Even if the district court incorrectly charged the jury as to the degree of care, I do not believe that reversible error occurred. The testimony conflicted regarding the events preceding plaintiff’s illness. Plaintiff testified that TWA’s employees were uncooperative and spoke to her in a loud and abusive fashion. Defendant’s witnesses, on the other hand, stated that they dealt with plaintiff in a pleasant manner, and their testimony tended to show that they made reasonable efforts on her behalf. The jury, in reaching a verdict for defendant, apparently accepted defendant’s version. It is, therefore, unlikely that the standard of care instruction had any impact on their deliberations. When the facts which the jury must have found in reaching its verdict render an erroneous instruction irrelevant, the error is harmless. See Baynum v. Chesapeake and Ohio Railway Co., 456 F.2d 658, 659-660 (6th Cir. 1972) 1

It is, of course, possible that the jury concluded TWA had acted improperly; that the misconduct did not violate ordinary care; but that, had they been instructed under the highest care standard, they would have found a breach. I think, however, that this hypothesis is improbable. In its practical effect on jury deliberation, the difference between the two standards may be, and seeming*619ly was here, too small to justify reversal.2 One commentator has, in fact, suggested that there is in reality but one standard of care, “ordinary prudence under the circumstances, and the greater danger, or the greater responsibility, is merely one of the circumstances . . . .” W. Prosser, Law of Torts § 34 at 184 (3rd ed. 1964). In light of these considerations, any error in the instructions was not “inconsistent with substantial justice” and was, therefore, harmless. See Rule 61, F.R.Civ.P.
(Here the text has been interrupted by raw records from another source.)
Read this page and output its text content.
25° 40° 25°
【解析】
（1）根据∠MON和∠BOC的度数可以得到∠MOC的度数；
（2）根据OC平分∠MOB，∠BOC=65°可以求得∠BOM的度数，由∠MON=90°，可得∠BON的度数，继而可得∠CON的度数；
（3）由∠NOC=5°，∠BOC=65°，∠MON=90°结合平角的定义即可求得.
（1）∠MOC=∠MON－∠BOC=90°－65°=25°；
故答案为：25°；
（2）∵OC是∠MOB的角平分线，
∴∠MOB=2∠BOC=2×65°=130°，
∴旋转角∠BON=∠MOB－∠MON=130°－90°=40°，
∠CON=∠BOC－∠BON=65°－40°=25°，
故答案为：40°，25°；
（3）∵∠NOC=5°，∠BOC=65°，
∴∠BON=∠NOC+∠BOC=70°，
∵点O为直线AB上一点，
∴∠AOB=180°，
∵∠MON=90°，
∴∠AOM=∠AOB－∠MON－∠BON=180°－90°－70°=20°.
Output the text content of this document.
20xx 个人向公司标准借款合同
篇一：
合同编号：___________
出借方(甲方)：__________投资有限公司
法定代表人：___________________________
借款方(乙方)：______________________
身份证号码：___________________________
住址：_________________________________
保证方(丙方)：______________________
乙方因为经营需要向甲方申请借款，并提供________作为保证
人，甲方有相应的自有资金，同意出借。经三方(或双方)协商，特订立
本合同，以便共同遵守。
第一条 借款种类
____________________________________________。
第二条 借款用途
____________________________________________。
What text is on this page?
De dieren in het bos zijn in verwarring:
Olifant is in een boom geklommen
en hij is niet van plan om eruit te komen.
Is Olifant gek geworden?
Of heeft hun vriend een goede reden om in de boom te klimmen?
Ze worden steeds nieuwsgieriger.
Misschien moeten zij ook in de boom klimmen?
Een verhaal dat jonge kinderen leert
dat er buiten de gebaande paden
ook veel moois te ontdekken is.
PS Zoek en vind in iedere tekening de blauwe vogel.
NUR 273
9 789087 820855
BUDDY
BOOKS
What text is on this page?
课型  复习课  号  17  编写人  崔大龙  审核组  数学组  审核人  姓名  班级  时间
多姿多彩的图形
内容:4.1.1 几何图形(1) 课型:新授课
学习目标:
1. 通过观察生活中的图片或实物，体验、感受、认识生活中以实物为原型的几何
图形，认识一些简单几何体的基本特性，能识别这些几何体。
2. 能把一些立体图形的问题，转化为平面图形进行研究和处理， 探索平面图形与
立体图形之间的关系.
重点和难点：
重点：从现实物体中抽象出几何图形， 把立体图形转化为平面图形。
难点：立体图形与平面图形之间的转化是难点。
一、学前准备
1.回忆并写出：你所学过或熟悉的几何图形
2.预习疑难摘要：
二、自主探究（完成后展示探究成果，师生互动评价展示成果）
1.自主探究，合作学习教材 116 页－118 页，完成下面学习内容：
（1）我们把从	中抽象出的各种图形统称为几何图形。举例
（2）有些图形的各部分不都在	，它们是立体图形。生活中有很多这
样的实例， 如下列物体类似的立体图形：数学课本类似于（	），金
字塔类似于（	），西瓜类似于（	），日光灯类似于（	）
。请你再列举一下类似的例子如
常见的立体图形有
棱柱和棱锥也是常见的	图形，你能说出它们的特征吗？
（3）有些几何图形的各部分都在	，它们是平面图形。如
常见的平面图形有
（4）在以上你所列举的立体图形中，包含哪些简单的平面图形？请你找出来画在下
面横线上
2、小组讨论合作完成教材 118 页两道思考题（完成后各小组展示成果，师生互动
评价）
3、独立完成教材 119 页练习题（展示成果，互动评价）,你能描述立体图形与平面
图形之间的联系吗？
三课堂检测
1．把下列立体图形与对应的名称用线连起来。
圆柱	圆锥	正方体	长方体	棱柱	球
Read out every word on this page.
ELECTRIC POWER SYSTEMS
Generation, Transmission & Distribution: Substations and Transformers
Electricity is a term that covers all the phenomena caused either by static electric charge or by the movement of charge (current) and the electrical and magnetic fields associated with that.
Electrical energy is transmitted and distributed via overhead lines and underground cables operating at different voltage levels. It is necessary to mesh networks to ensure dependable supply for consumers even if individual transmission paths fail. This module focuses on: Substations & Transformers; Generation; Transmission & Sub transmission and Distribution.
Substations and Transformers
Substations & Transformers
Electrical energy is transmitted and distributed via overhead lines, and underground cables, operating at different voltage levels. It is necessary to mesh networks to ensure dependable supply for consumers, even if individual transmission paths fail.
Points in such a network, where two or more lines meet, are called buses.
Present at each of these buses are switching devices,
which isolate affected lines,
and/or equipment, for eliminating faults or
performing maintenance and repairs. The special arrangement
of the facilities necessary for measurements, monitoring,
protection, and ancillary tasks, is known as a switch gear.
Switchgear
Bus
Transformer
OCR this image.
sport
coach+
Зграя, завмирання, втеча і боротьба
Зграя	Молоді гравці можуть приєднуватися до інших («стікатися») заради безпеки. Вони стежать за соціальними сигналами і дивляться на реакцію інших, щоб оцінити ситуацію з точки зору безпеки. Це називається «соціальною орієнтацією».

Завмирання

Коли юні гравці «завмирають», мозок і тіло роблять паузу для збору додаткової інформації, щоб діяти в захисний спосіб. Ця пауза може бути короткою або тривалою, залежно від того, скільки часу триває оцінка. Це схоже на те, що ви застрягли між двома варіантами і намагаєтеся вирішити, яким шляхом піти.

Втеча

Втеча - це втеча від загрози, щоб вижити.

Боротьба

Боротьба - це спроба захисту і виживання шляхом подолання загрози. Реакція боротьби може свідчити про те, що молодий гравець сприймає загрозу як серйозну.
Finally, I do not agree with the majority’s conclusion that the record failed to support a contributory negligence instruction. Under Illinois law, plaintiff had the burden of pleading and proving the exercise of due care for her own safety. See, e. g., Green v. Brown, 8 Ill.App.3d 638, 291 N.E.2d 18, 19 (1972). Whether plaintiff has established freedom from negligence is normally a jury question. Green, 291 N.E.2d at 19-20. The trial judge may withdraw that issue from the jury only when “all of the evidence, when viewed in its aspect most favorable to the opponent, so overwhelmingly favors movant that no contrary verdict based on that evidence could ever stand.” Pedrick v. Peoria and Eastern Railroad Co., 37 Ill.2d 494, 229 N.E.2d 504, 513-514 (1967).

The evidence in the present ease did not meet this test. The district court’s observation to counsel, apparently out of the jury’s hearing, that “the fact that she wanted to take a trip under those conditions is evidence of contributory negligence” may not reflect a sound basis for a contributory negligence instruction. However, plaintiff did admit that her doctor had admonished her not to walk for a few days. There was testimony that, immediately prior to her collapse, plaintiff said to a TWA ground hostess: “Where is United Air Lines? I don’t want to go. Take your wheelchair back.” Plaintiff then suddenly rose up from the wheelchair and simultaneously suffered a heart attack. On this evidence, the jury could have concluded that plaintiff, contrary to her doctor’s warnings, was attempting to walk, and that this act constituted negligence contributory to her illness. Considering the burden was plaintiff’s to establish her own exercise of care, the record is not so overwhelmingly favorable to her on that issue that it precluded jury determination.

I would affirm the judgment below.

. Cf. Kube v. Bethlehem Steel Corp., 390 F.2d 506, 509-511 (3rd Cir., 1968) (district court’s failure to give highest degree of care instruction harmless in light of record supporting jury’s verdict for defendant).

. Cf. Lynch v. Travelers Indemnity Co., 452 F.2d 1065, 1067 (8th Cir., 1972).